Cualquier tarea que hagamos va a estar marcada por nuestra actitud, nuestra intención a la hora de ponernos manos a la obra.

Nuestras vivencias pueden programarse en automático o pueden dejarnos un buen sabor de boca si nos lo proponemos.

En nuestro día a día debemos abordar multitud de tareas, algunas de ellas podría ser que nos agradasen o entusiasmasen, pero en general, buena parte de nuestro día a día se compone de tareas repetitivas, aburridas, incluso algunas de ellas desagradables.

No nos centraremos en aquellas tareas desagradables, pues quizás deberíamos plantearnos de donde viene ese rechazo, si parte de nuestro Sentir, y entonces actuar en coherencia y hacer (o no hacer) lo que realmente sintamos que debamos.

Vamos a centrarnos en aquellas que nos hacen activar el piloto automático, las que nos aburren y nos ocupan tanto tiempo, y muchas veces en ellas nos dejamos aparcada el alma.

Hablamos desde ese ir a trabajar por obligación a ese limpiar o fregar los platos,…tareas que a prioiri nos aburren o hacemos de malas maneras, «por cumplir».

La actitud depende de ti

Si mi actitud es muy negativa, incluso pueden generar en mi un eterno malestar vital. Un mal humor que me va a impregnar a mi y a mi entorno el resto del día.

La actitud pasiva también es una pérdida de la oportunidad de saborear y sentir el momento. Cuando pongo el piloto automático estoy dejando de valorar el momento, lo que hago y por tanto, a mi mismo y a mi contribución. Con el piloto automático nos evadimos de la vida, dejamos de estar animados (poner alma), estamos robotizados (idiotizados), y capamos nuestro poder creador.

Lo entenderás muy bien con el ejemplo de Karate Kid con su «Dar Cera y Pulir Cera», donde con una actividad simple, repetitiva y en principio, tediosa, se esta aprovechando el momento. Ya no solo para hacer un trabajo de fortalecimiento brutal, sino que a la vez se contribuía con aportar al maestro y embellecer su automóvil y avanzar realizando una tarea necesaria.

Durante el día nos podemos encontrar con muchos momentos así. Son momentos donde podemos desarrollarnos. Desde realizar un trabajo físico que nos puede beneficiar a contar con un momento para desarrollar nuestra parte creativa: Y si al fregar los platos me imagino que mis manos danzan.

Al plasmar armonía en lo que hago, al evitar el mal humor o el no estar presente, lo que voy a conseguir un tiempo más valioso, que incluso se me va a poder hacer más corto, porque estaré implicado y más a gusto. Podré valorar si el resultado es bueno y me sentiré más satisfecho y más pleno, porque mi vivencia habrá sido en positivo.

Utiliza tu imaginación creativa

Da rienda suelta a tu imaginación creativa, se puede probar con cantar, con practicar el esmero, con intentar idear un sistema que facilite la tarea a realizar,…

Y si en lugar de hablar de tirar la basura, limpiar o fregar platos, hablamos de nuestro tiempo en el trabajo, el resultado puede ser espectacular y muy positivo para ti y tus tareas en el proyecto que estés llevando a cabo.

Si en lugar de estar siempre quejándote de lo que haces, si en lugar de estar pendiente del reloj para no dedicar ni un segundo más de tu tiempo a una tarea que no le pones alma, si haces lo contrario y la vives con espíritu, intentas desarrollar tu creatividad con alegría, los resultados para ti y tu entorno van a ser increíbles y palpables.

Porque tú eres más que un autómata.

Porque tu puedes implicarte en lo que haces, por muy aburrido que parezca a priori.
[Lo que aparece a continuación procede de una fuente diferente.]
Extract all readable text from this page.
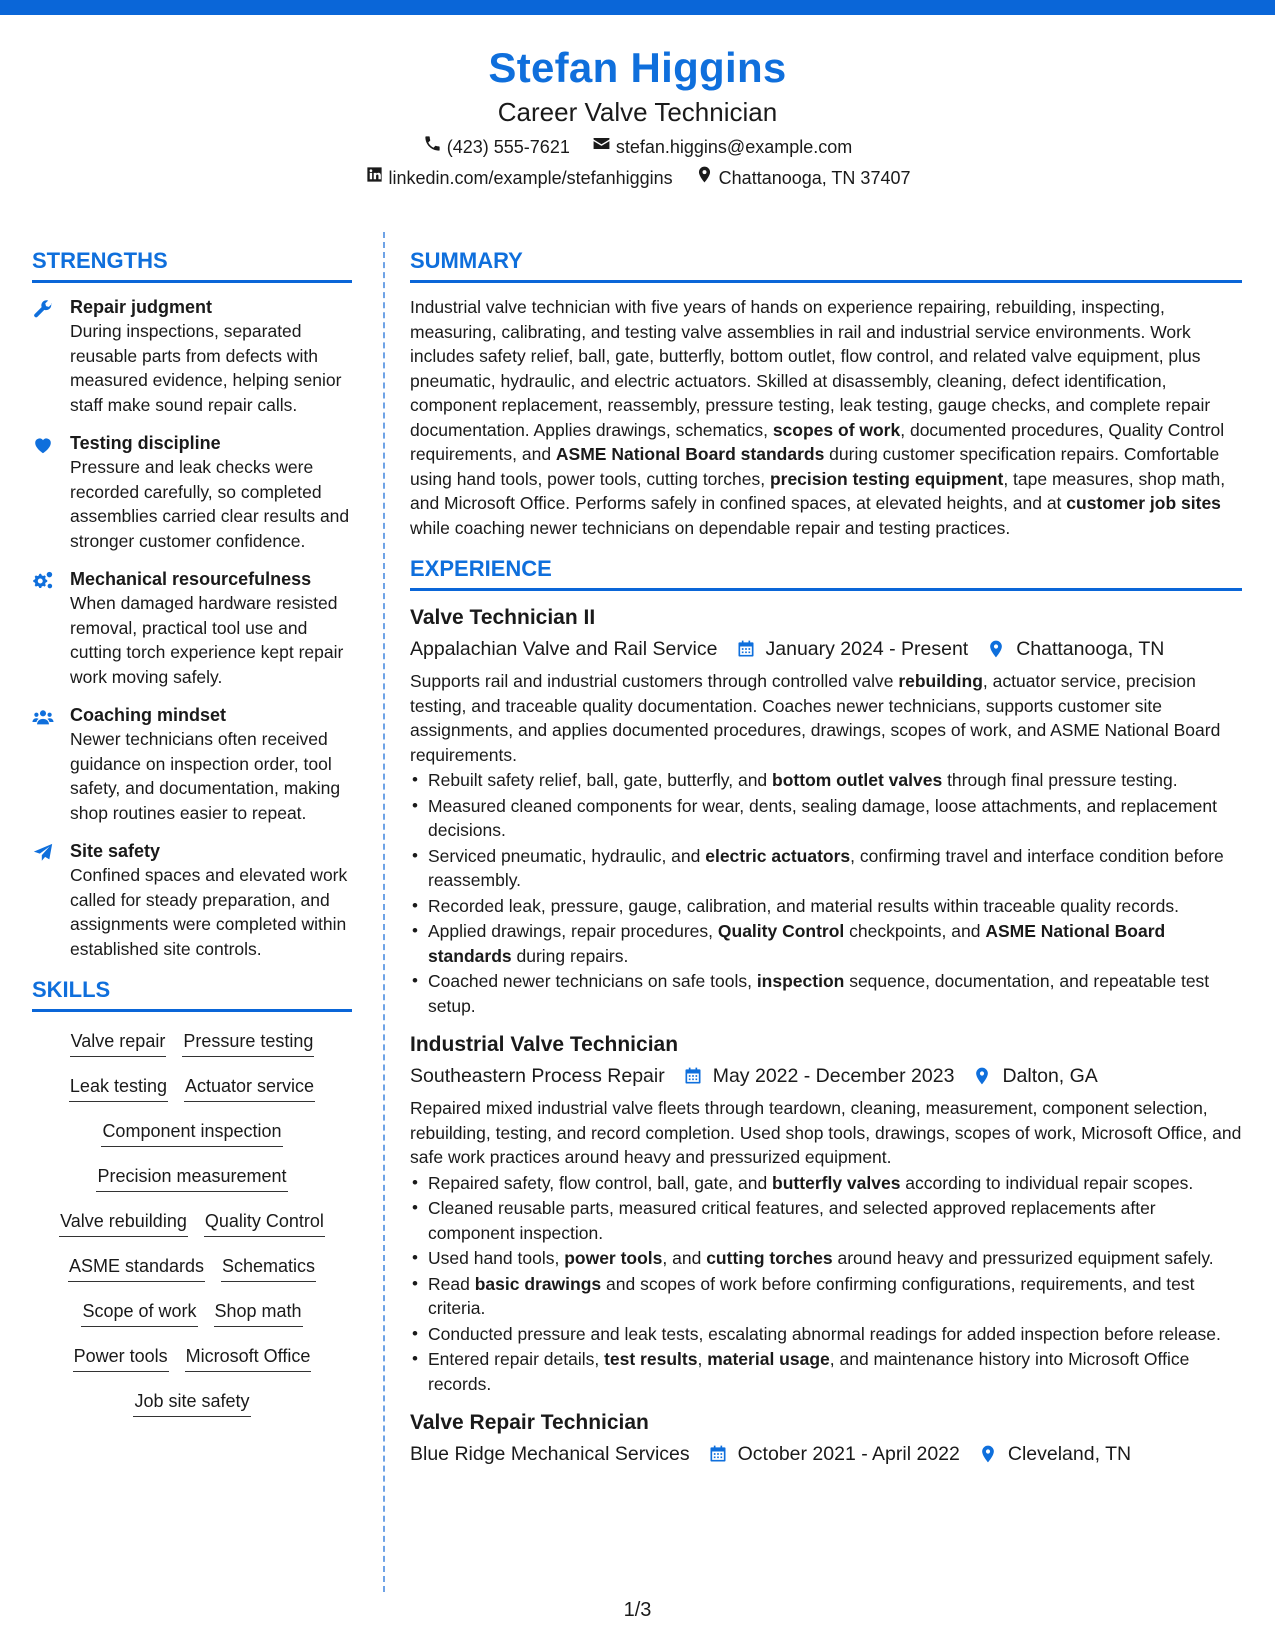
Stefan Higgins
Career Valve Technician
(423) 555-7621	stefan.higgins@example.com
linkedin.com/example/stefanhiggins	Chattanooga, TN 37407
STRENGTHS
Repair judgment
During inspections, separated reusable parts from defects with measured evidence, helping senior staff make sound repair calls.
Testing discipline
Pressure and leak checks were recorded carefully, so completed assemblies carried clear results and stronger customer confidence.
Mechanical resourcefulness
When damaged hardware resisted removal, practical tool use and cutting torch experience kept repair work moving safely.
Coaching mindset
Newer technicians often received guidance on inspection order, tool safety, and documentation, making shop routines easier to repeat.
Site safety
Confined spaces and elevated work called for steady preparation, and assignments were completed within established site controls.
SKILLS
Valve repair Pressure testing
Leak testing Actuator service
Component inspection
Precision measurement
Valve rebuilding Quality Control
ASME standards Schematics
Scope of work Shop math
Power tools Microsoft Office
Job site safety
SUMMARY
Industrial valve technician with five years of hands on experience repairing, rebuilding, inspecting, measuring, calibrating, and testing valve assemblies in rail and industrial service environments. Work includes safety relief, ball, gate, butterfly, bottom outlet, flow control, and related valve equipment, plus pneumatic, hydraulic, and electric actuators. Skilled at disassembly, cleaning, defect identification, component replacement, reassembly, pressure testing, leak testing, gauge checks, and complete repair documentation. Applies drawings, schematics, scopes of work, documented procedures, Quality Control requirements, and ASME National Board standards during customer specification repairs. Comfortable using hand tools, power tools, cutting torches, precision testing equipment, tape measures, shop math, and Microsoft Office. Performs safely in confined spaces, at elevated heights, and at customer job sites while coaching newer technicians on dependable repair and testing practices.
EXPERIENCE
Valve Technician II
Appalachian Valve and Rail Service January 2024 - Present Chattanooga, TN
Supports rail and industrial customers through controlled valve rebuilding, actuator service, precision testing, and traceable quality documentation. Coaches newer technicians, supports customer site assignments, and applies documented procedures, drawings, scopes of work, and ASME National Board requirements.
• Rebuilt safety relief, ball, gate, butterfly, and bottom outlet valves through final pressure testing.
• Measured cleaned components for wear, dents, sealing damage, loose attachments, and replacement decisions.
• Serviced pneumatic, hydraulic, and electric actuators, confirming travel and interface condition before reassembly.
• Recorded leak, pressure, gauge, calibration, and material results within traceable quality records.
• Applied drawings, repair procedures, Quality Control checkpoints, and ASME National Board standards during repairs.
• Coached newer technicians on safe tools, inspection sequence, documentation, and repeatable test setup.
Industrial Valve Technician
Southeastern Process Repair May 2022 - December 2023 Dalton, GA
Repaired mixed industrial valve fleets through teardown, cleaning, measurement, component selection, rebuilding, testing, and record completion. Used shop tools, drawings, scopes of work, Microsoft Office, and safe work practices around heavy and pressurized equipment.
• Repaired safety, flow control, ball, gate, and butterfly valves according to individual repair scopes.
• Cleaned reusable parts, measured critical features, and selected approved replacements after component inspection.
• Used hand tools, power tools, and cutting torches around heavy and pressurized equipment safely.
• Read basic drawings and scopes of work before confirming configurations, requirements, and test criteria.
• Conducted pressure and leak tests, escalating abnormal readings for added inspection before release.
• Entered repair details, test results, material usage, and maintenance history into Microsoft Office records.
Valve Repair Technician
Blue Ridge Mechanical Services October 2021 - April 2022 Cleveland, TN
1/3
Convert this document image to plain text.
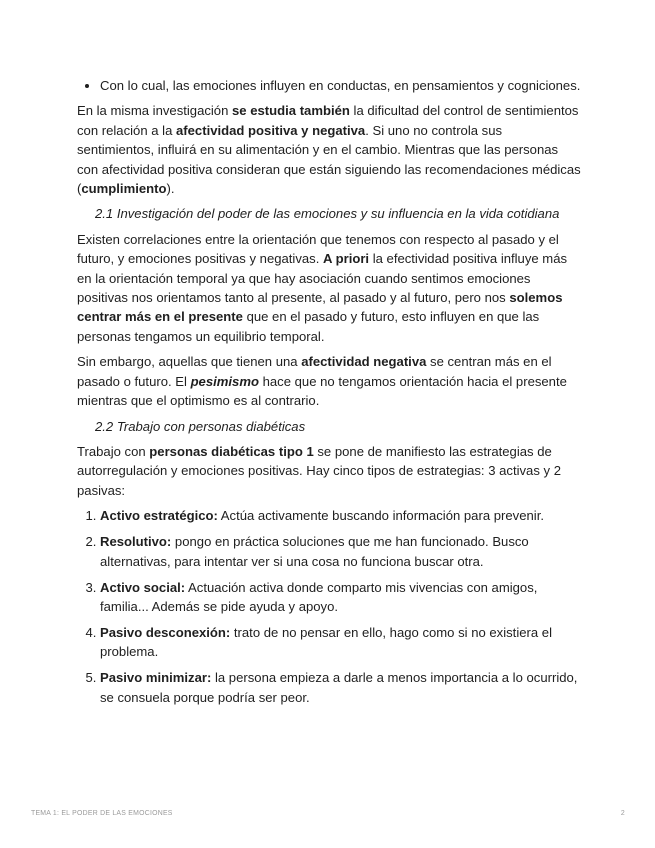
• Con lo cual, las emociones influyen en conductas, en pensamientos y cogniciones.

En la misma investigación se estudia también la dificultad del control de sentimientos con relación a la afectividad positiva y negativa. Si uno no controla sus sentimientos, influirá en su alimentación y en el cambio. Mientras que las personas con afectividad positiva consideran que están siguiendo las recomendaciones médicas (cumplimiento).

2.1 Investigación del poder de las emociones y su influencia en la vida cotidiana

Existen correlaciones entre la orientación que tenemos con respecto al pasado y el futuro, y emociones positivas y negativas. A priori la efectividad positiva influye más en la orientación temporal ya que hay asociación cuando sentimos emociones positivas nos orientamos tanto al presente, al pasado y al futuro, pero nos solemos centrar más en el presente que en el pasado y futuro, esto influyen en que las personas tengamos un equilibrio temporal.

Sin embargo, aquellas que tienen una afectividad negativa se centran más en el pasado o futuro. El pesimismo hace que no tengamos orientación hacia el presente mientras que el optimismo es al contrario.

2.2 Trabajo con personas diabéticas

Trabajo con personas diabéticas tipo 1 se pone de manifiesto las estrategias de autorregulación y emociones positivas. Hay cinco tipos de estrategias: 3 activas y 2 pasivas:

1. Activo estratégico: Actúa activamente buscando información para prevenir.
2. Resolutivo: pongo en práctica soluciones que me han funcionado. Busco alternativas, para intentar ver si una cosa no funciona buscar otra.
3. Activo social: Actuación activa donde comparto mis vivencias con amigos, familia... Además se pide ayuda y apoyo.
4. Pasivo desconexión: trato de no pensar en ello, hago como si no existiera el problema.
5. Pasivo minimizar: la persona empieza a darle a menos importancia a lo ocurrido, se consuela porque podría ser peor.
TEMA 1: EL PODER DE LAS EMOCIONES	2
El aburrimiento depende de ti, del carácter y pasión que imprimas, de la conciencia y sentido que le des a lo que haces.

Pruébalo.

Empieza por pequeñas cosas. Ponles alma y experimenta como te sientes.

Estate seguro que con esta actitud vital vas a tener muchos más momentos de esencia y aparcaras a ese «gruñón» eterno o al «pasota» vital que sin darte cuenta te amarga la vida.

La vida es un presente. Acepta tu regalo y no lo desmerezcas.

Si además, tenemos presente el tema del efecto compuesto, verás que si poco a poco vas dando cera y puliendo muchas parcelas de tu vida, en tu día a día, el resultado al cabo de un tiempo te va a llenar de mucha satisfacción porque vas a poder palpar y comprobar tu poder transformador, tu poder creativo. Te vas a sentir agente de tu vida y encima vas a disfrutar mucho más durante el camino.

Pero sobre todo, eso, habrás hecho camino y habrás avanzado por fin. Es decir, si estás en modo automático, no avanzas.